通过连接分配data.table行和列的子集 [英] assigning a subset of data.table rows and columns by join
问题描述
我试图做类似的,但不同于这里描述的东西:
基于join 更新datas.table的子集
具体来说,我想分配匹配的键值( person_id
是两个表中的键)来自表控件的列值。 CI
是列索引。下面的语句说明'with = F'未使用
。当我删除那些部分,它也不能按预期工作。任何建议?
要重新设置:我想设置与控件FROM控件对应的flatData子集。
flatData [J(eval(control $ person_id)),ci,with = F] = control [,ci,with = F]
使用经典的R提供可重现的示例:
x = data.frame(a = 1:3,b = 1:3,key = c('a','b','c'))
y = data.frame 2,5),b = c(11,2),key = c('a','b'))
colidx = match colname(y))
x [x $ key%in%y $ key,colidx] = y [,colidx]
另外,有人请解释如何轻松地分配SETS列而不使用索引!
您可以使用:=
运算符,同时如下:
首先准备数据:
require(data.table)##> = 1.9.0
setDT(x)##通过引用将DF转换为DT
setDT(y)
setkey(x,key)## set key column
setkey(y,key)
现在一行:
x [y,c(a,b):= list ib)]
:=
(到位)。要修改的行由从 i
中的联接计算的索引提供。
ia
和 ib
当 x $ c>时,c $ c> data.table
在内部生成以便于访问 i
当执行形式 x [i]
的连接时,$ c>和 i
p>
HTH
PS:在您的示例中 y
列a和b的类型为numeric, x
的类型为integer,因此在运行数据时会收到警告,类型dint匹配,因此强制必须发生。

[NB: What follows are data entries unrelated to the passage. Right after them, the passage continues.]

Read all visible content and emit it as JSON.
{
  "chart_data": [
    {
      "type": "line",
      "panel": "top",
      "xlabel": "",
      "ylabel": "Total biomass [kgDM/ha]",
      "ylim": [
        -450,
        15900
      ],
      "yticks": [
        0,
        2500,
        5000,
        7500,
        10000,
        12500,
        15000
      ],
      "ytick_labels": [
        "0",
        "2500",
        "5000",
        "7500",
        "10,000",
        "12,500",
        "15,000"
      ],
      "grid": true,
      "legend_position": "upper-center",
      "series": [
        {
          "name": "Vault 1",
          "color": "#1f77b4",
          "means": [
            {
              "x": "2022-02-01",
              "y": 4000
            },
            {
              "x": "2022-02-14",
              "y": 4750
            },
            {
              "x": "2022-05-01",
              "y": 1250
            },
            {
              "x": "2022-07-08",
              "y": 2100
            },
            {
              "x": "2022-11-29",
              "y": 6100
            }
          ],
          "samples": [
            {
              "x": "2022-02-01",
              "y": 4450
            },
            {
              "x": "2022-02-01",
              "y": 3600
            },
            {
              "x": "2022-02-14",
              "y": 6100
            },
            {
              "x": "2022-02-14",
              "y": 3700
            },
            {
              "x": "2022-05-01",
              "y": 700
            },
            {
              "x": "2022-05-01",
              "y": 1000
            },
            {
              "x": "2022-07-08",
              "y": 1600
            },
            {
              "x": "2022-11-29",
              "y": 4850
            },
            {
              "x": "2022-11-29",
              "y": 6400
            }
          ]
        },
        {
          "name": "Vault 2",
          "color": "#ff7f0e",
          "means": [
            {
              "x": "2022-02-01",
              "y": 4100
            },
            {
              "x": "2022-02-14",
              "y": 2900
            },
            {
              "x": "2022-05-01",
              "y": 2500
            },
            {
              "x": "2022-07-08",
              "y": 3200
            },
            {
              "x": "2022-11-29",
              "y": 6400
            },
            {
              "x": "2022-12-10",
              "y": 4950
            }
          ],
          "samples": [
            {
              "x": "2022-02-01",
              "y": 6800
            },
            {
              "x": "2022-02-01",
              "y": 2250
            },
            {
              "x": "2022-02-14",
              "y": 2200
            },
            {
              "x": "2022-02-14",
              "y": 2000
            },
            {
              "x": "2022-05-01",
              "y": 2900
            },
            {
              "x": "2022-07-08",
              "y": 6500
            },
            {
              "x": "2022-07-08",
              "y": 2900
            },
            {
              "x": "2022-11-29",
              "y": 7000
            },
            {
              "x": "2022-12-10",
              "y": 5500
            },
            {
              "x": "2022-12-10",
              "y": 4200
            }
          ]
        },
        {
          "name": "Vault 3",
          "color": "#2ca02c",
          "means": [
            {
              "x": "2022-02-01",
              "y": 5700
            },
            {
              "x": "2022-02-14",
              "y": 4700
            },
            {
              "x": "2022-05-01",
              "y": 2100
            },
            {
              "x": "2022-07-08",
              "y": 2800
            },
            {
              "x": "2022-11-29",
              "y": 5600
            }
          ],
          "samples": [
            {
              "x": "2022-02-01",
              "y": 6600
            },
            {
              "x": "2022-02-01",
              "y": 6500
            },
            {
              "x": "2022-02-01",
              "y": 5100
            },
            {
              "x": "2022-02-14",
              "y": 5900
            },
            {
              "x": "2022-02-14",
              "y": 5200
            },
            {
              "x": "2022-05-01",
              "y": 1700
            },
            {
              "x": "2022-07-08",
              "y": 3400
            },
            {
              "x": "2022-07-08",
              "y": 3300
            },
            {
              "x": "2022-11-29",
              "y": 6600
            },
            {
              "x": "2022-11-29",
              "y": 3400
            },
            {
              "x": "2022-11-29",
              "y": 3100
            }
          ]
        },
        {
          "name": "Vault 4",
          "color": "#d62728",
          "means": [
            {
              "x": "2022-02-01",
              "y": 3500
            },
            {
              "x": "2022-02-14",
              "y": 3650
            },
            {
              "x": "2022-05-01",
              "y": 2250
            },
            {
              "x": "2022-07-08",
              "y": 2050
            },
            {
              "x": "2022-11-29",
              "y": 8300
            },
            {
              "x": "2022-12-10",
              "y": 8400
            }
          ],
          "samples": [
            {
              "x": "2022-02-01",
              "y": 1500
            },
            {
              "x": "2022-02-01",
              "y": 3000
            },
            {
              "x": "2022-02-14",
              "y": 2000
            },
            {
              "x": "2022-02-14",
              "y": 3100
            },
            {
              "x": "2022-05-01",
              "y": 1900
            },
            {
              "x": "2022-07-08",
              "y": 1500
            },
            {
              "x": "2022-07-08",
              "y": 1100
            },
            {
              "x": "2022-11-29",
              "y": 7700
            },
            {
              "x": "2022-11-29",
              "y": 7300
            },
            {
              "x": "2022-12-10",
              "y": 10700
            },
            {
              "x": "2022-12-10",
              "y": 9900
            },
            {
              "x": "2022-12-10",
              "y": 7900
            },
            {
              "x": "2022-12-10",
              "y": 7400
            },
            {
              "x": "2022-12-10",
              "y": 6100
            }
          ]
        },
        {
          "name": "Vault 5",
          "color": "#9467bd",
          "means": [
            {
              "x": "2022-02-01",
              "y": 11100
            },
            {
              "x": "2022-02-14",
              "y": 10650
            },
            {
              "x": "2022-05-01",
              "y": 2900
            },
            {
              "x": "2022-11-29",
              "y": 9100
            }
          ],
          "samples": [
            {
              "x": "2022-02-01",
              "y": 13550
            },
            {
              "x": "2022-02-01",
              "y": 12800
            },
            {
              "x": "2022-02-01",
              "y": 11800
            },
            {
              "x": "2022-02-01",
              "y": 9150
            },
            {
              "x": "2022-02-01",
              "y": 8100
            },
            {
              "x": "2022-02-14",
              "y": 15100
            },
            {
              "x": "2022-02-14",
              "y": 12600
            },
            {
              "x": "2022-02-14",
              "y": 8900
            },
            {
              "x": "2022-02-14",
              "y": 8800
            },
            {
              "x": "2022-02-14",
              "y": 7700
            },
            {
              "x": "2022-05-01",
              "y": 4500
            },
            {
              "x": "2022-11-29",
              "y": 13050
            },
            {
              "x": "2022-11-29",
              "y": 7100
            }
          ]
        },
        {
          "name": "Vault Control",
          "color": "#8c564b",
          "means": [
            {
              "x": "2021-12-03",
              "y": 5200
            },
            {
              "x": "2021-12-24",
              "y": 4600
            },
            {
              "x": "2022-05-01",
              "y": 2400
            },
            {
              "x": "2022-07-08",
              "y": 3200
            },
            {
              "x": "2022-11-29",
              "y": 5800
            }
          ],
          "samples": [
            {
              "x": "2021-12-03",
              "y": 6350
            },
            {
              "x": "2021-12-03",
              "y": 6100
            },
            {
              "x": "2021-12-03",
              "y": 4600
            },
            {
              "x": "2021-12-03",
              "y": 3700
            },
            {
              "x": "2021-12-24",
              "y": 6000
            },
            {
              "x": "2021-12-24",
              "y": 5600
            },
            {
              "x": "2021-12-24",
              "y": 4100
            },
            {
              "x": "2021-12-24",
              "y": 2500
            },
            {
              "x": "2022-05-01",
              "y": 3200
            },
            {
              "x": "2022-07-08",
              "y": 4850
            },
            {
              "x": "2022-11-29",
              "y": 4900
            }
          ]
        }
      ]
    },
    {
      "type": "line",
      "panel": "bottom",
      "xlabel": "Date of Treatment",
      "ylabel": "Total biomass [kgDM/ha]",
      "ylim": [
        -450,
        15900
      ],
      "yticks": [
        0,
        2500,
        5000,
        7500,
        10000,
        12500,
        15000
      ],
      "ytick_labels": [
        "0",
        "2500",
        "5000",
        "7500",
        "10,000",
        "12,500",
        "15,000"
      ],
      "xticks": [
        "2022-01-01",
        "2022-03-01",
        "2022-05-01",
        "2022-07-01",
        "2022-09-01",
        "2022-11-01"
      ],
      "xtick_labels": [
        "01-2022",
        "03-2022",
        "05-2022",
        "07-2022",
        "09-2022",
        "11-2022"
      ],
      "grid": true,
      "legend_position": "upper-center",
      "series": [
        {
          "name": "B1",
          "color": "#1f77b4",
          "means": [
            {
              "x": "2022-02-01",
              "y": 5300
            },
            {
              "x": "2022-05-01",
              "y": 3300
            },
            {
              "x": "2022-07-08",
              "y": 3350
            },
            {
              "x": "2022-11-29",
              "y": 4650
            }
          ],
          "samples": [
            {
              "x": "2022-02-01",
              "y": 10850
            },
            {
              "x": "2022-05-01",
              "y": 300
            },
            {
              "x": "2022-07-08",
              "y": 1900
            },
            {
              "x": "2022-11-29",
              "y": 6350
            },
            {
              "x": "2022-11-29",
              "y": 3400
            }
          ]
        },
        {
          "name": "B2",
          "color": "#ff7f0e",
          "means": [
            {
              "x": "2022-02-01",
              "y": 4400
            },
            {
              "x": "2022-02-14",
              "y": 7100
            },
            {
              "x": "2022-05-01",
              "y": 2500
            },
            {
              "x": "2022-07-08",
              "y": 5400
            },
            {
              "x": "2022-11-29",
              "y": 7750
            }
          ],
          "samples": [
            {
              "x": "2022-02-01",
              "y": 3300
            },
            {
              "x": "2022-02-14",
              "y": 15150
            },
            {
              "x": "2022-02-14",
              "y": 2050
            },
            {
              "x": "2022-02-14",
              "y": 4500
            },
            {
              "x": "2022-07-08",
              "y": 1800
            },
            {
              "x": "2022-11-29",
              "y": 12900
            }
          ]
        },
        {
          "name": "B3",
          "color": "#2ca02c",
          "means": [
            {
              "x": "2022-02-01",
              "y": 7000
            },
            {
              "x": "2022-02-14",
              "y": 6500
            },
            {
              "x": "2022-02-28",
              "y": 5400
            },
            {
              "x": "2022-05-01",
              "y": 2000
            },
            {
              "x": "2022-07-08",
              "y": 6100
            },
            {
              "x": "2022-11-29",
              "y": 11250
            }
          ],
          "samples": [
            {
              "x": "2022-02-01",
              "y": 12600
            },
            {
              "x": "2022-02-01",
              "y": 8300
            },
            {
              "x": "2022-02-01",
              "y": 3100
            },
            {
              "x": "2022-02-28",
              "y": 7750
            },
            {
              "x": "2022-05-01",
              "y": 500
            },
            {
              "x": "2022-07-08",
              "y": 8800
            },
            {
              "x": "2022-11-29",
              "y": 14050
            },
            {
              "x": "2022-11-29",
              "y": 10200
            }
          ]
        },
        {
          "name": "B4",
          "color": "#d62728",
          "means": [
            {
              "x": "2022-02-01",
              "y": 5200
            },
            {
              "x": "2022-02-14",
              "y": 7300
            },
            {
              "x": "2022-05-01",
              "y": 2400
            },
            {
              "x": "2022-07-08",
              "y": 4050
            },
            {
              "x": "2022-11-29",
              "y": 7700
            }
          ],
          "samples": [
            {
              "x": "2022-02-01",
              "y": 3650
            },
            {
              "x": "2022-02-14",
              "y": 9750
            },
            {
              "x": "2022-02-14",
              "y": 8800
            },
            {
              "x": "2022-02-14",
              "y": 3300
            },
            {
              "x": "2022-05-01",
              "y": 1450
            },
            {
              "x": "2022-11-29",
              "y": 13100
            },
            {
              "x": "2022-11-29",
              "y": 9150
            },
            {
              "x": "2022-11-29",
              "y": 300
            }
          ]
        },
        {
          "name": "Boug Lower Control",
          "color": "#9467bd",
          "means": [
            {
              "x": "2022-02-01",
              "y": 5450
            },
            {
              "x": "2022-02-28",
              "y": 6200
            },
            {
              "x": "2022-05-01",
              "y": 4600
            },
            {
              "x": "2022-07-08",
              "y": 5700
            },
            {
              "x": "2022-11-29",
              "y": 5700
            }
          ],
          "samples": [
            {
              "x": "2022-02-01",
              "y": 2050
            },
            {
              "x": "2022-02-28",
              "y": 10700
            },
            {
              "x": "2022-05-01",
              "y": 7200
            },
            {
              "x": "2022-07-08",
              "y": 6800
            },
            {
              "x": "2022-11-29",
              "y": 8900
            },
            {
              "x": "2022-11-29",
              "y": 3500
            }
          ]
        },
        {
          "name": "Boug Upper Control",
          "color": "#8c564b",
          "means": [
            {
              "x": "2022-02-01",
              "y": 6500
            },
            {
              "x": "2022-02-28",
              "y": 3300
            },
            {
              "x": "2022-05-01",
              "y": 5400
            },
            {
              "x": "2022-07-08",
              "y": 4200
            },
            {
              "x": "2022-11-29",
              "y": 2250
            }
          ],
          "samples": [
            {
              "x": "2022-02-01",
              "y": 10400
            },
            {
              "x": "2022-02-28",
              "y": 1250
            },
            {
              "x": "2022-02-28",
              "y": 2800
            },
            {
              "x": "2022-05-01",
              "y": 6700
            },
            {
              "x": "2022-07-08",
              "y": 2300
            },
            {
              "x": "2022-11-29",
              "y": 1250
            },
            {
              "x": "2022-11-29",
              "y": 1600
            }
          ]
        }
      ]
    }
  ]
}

I'm trying to do something similar but different enough from what's described here: Update subset of data.table based on join
Specifically, I'd like to assign to matching key values (person_id
is a key in both tables) column values from table control. CI
is the column index. The statement below says 'with=F' was not used
. when I delete those parts, it also doesn't work as expected. Any suggestions?
To rephrase: I'd like to set the subset of flatData that corresponds to control FROM control.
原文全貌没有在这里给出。